Participant Information Sheet

1. Introduction

You are invited to participate in this research project, which is called the ‘Australian ASD and ADHD Study’.

We are seeking parents or caregivers of children under 18 who have been diagnosed with or treated for Autism Spectrum Disorder (ASD) and/or Attention Deficit Hyperactivity Disorder (ADHD).

This Information Sheet/Consent Form tells you about the research project. It explains what is involved in the study to help you decide if you want to take part.

Please read this information carefully. Ask questions about anything that you don’t understand or want to know more about. Before deciding whether or not to take part, you might want to talk about it with a relative, friend or your doctor.

If you decide you want to take part in the research project, you will be asked to provide your consent online. You will be able to save an electronic copy of this Information Sheet and Consent Form to keep.
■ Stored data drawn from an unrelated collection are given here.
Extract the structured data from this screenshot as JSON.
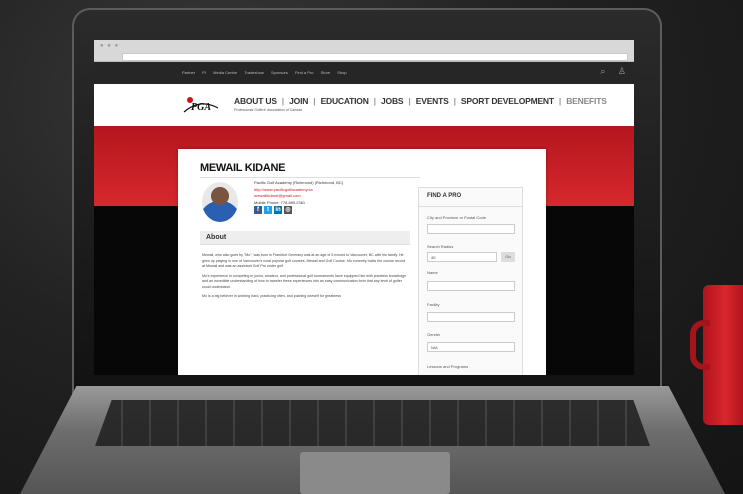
{
  "browser": {
    "window_dots": "● ● ●"
  },
  "topnav": {
    "links": [
      "Partner",
      "PI",
      "Media Centre",
      "Tradeshow",
      "Sponsors",
      "Find a Pro",
      "Store",
      "Shop"
    ],
    "search_icon": "search-icon",
    "user_icon": "user-icon"
  },
  "header": {
    "logo_text": "PGA",
    "tagline": "Professional Golfers' Association of Canada",
    "nav": [
      "ABOUT US",
      "JOIN",
      "EDUCATION",
      "JOBS",
      "EVENTS",
      "SPORT DEVELOPMENT",
      "BENEFITS"
    ]
  },
  "profile": {
    "name": "MEWAIL KIDANE",
    "facility": "Pacific Golf Academy (Richmond) (Richmond, BC)",
    "website": "http://www.pacificgolfacademy.ca",
    "email": "mewailkidane@gmail.com",
    "phone": "Mobile Phone: 778.899.2361",
    "social": [
      "f",
      "t",
      "in",
      "◎"
    ]
  },
  "about": {
    "heading": "About",
    "paragraphs": [
      "Mewail, who also goes by \"Mo\", was born in Frankfurt Germany was at an age of 5 moved to Vancouver, BC with his family. He grew up playing in one of Vancouver's most popular golf courses, Mewail and Golf Course. Mo currently holds the course record at Mewail and was an assistant Golf Pro under golf.",
      "Mo's experience in competing in junior, amateur, and professional golf tournaments have equipped him with priceless knowledge and an incredible understanding of how to transfer these experiences into an easy communication form that any level of golfer could understand.",
      "Mo is a big believer in working hard, practicing often, and pushing oneself for greatness"
    ]
  },
  "sidebar": {
    "title": "FIND A PRO",
    "city_placeholder": "City and Province or Postal Code",
    "radius_label": "Search Radius",
    "radius_value": "40",
    "go_label": "Go",
    "name_label": "Name",
    "facility_label": "Facility",
    "gender_label": "Gender",
    "gender_value": "N/A",
    "lessons_label": "Lessons and Programs"
  },
  "colors": {
    "brand_red": "#c8171f",
    "dark": "#262626"
  }
}
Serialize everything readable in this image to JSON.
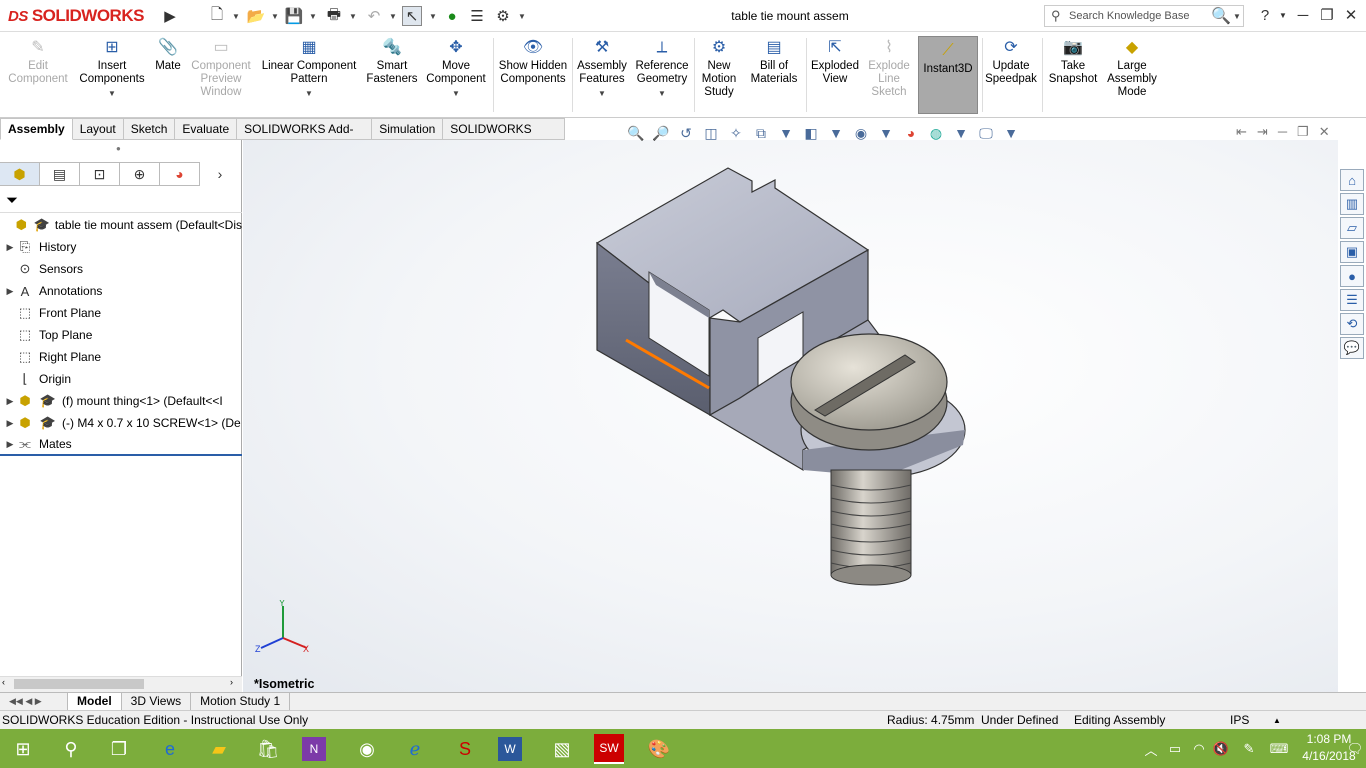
{
  "app": {
    "brand": "SOLIDWORKS",
    "brand_prefix": "DS"
  },
  "window": {
    "title": "table tie mount assem"
  },
  "search": {
    "label": "Search Knowledge Base"
  },
  "commands": [
    {
      "label": "Edit Component",
      "icon": "edit-component-icon",
      "disabled": true
    },
    {
      "label": "Insert Components",
      "icon": "insert-components-icon",
      "disabled": false
    },
    {
      "label": "Mate",
      "icon": "mate-icon",
      "disabled": false
    },
    {
      "label": "Component Preview Window",
      "icon": "preview-window-icon",
      "disabled": true
    },
    {
      "label": "Linear Component Pattern",
      "icon": "linear-pattern-icon",
      "disabled": false
    },
    {
      "label": "Smart Fasteners",
      "icon": "smart-fasteners-icon",
      "disabled": false
    },
    {
      "label": "Move Component",
      "icon": "move-component-icon",
      "disabled": false
    },
    {
      "label": "Show Hidden Components",
      "icon": "show-hidden-icon",
      "disabled": false
    },
    {
      "label": "Assembly Features",
      "icon": "assembly-features-icon",
      "disabled": false
    },
    {
      "label": "Reference Geometry",
      "icon": "reference-geometry-icon",
      "disabled": false
    },
    {
      "label": "New Motion Study",
      "icon": "motion-study-icon",
      "disabled": false
    },
    {
      "label": "Bill of Materials",
      "icon": "bom-icon",
      "disabled": false
    },
    {
      "label": "Exploded View",
      "icon": "exploded-view-icon",
      "disabled": false
    },
    {
      "label": "Explode Line Sketch",
      "icon": "explode-line-icon",
      "disabled": true
    },
    {
      "label": "Instant3D",
      "icon": "instant3d-icon",
      "active": true
    },
    {
      "label": "Update Speedpak",
      "icon": "speedpak-icon",
      "disabled": false
    },
    {
      "label": "Take Snapshot",
      "icon": "camera-icon",
      "disabled": false
    },
    {
      "label": "Large Assembly Mode",
      "icon": "large-assembly-icon",
      "disabled": false
    }
  ],
  "tabs": [
    "Assembly",
    "Layout",
    "Sketch",
    "Evaluate",
    "SOLIDWORKS Add-Ins",
    "Simulation",
    "SOLIDWORKS MBD"
  ],
  "tree": [
    {
      "label": "table tie mount assem  (Default<Dis",
      "icon": "assembly-icon",
      "expand": ""
    },
    {
      "label": "History",
      "icon": "history-icon",
      "expand": "▶"
    },
    {
      "label": "Sensors",
      "icon": "sensor-icon",
      "expand": ""
    },
    {
      "label": "Annotations",
      "icon": "annotation-icon",
      "expand": "▶"
    },
    {
      "label": "Front Plane",
      "icon": "plane-icon",
      "expand": ""
    },
    {
      "label": "Top Plane",
      "icon": "plane-icon",
      "expand": ""
    },
    {
      "label": "Right Plane",
      "icon": "plane-icon",
      "expand": ""
    },
    {
      "label": "Origin",
      "icon": "origin-icon",
      "expand": ""
    },
    {
      "label": "(f) mount thing<1> (Default<<I",
      "icon": "part-icon",
      "expand": "▶"
    },
    {
      "label": "(-) M4 x 0.7 x 10 SCREW<1> (De",
      "icon": "part-icon",
      "expand": "▶"
    },
    {
      "label": "Mates",
      "icon": "mates-icon",
      "expand": "▶"
    }
  ],
  "viewport": {
    "orientation": "*Isometric"
  },
  "bottom_tabs": [
    "Model",
    "3D Views",
    "Motion Study 1"
  ],
  "status": {
    "edition": "SOLIDWORKS Education Edition - Instructional Use Only",
    "radius": "Radius: 4.75mm",
    "state": "Under Defined",
    "mode": "Editing Assembly",
    "units": "IPS"
  },
  "clock": {
    "time": "1:08 PM",
    "date": "4/16/2018"
  },
  "colors": {
    "brand": "#d8231f",
    "taskbar": "#7cad3c",
    "active_cmd": "#a9a9a9"
  }
}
If you do not wish to take part in this study, you do not have to. The project investigators do not have your name or contact details unless you provide them, so if you do not wish to take part you do not have to do anything further.

2. Why are we studying ASD and ADHD in the same research project?

In 2013 the criteria used to diagnose ASD and ADHD were updated. Autism spectrum disorder replaced the diagnoses of autistic disorder, Asperger’s disorder and pervasive developmental disorder and changes were made to the age criteria for ADHD. The new criteria also make it possible for a person to be diagnosed with both ASD and ADHD.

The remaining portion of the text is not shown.